Em Bersabéia, transmite-se a seguinte crença: que suspensa no céu existe uma outra Bersabéia, onde gravitam as virtudes e os sentimentos mais elevados da cidade, e que, se a Bersabéia terrena tomar a celeste como modelo, elas se tornarão uma única cidade. A imagem que a tradição divulga é de uma cidade ouro maciço, com tarraxas de prata e porta de diamante, uma cidade jóia, repleta de entalhes e engastes, que supremas e laboriosas pesquisas, aplicadas a matéria de supremo valor, podem produzir. Fiéis a essa crença, os habitantes de Bersabéia cultuam tudo o que lhes evoca a cidade celeste: acumulam metais nobres e pedras raras, renunciam aos efêmeros, elaboram formas de composta compostura.
Também crêem esses habitantes, que existe uma outra Bersabéia no subterrâneo, receptáculo de tudo o que lhes ocorre de desprezível e indigno, e eles zelam constantemente para eliminar da Bersabéia emersa qualquer ligação ou semelhança com a gêmea do subsolo. No lugar dos tetos, imagina-se que a cidade ínfera possui latas de lixo invertidas, das quais transbordam cascas de queijo, embalagens gordurosas, água de louça suja, restos de espaguete, velhas vendas. Ou mesmo que a sua substância seja aquela escura, maleável e densa como pez que escorre pelos esgotos prolongando o percurso das vísceras humanas, de buraco negro em buraco negro, até esborrachar-se no mais profundo sedimento subterrâneo, e que justamente a partir dos preguiçosos enroscados lá em baixo elevem-se giro após giro, os edifícios de uma cidade fecal de extremidades tortuosas.
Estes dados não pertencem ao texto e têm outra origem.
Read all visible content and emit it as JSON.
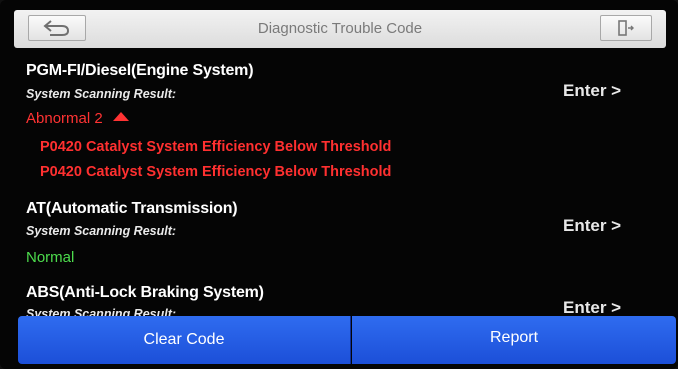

Nas crenças de Bersabéia, existe uma parte de verdadeiro e outra de falso. É verdade que duas projeções de si mesma acompanham a cidade, uma celeste e uma infernal; mas há um equívoco quanto aos seus conteúdos. O inferno incubado no mais profundo subsolo de Bersabéia é uma cidade desenhada pelos mais prestigiosos arquitetos, construída com os materiais mais caros do mercado, que funciona em todos os seus mecanismos e relojoaria e engrenagens, com ornamentos de passamanaria e franjas e falbalá pendurados em todos os tubos e vielas.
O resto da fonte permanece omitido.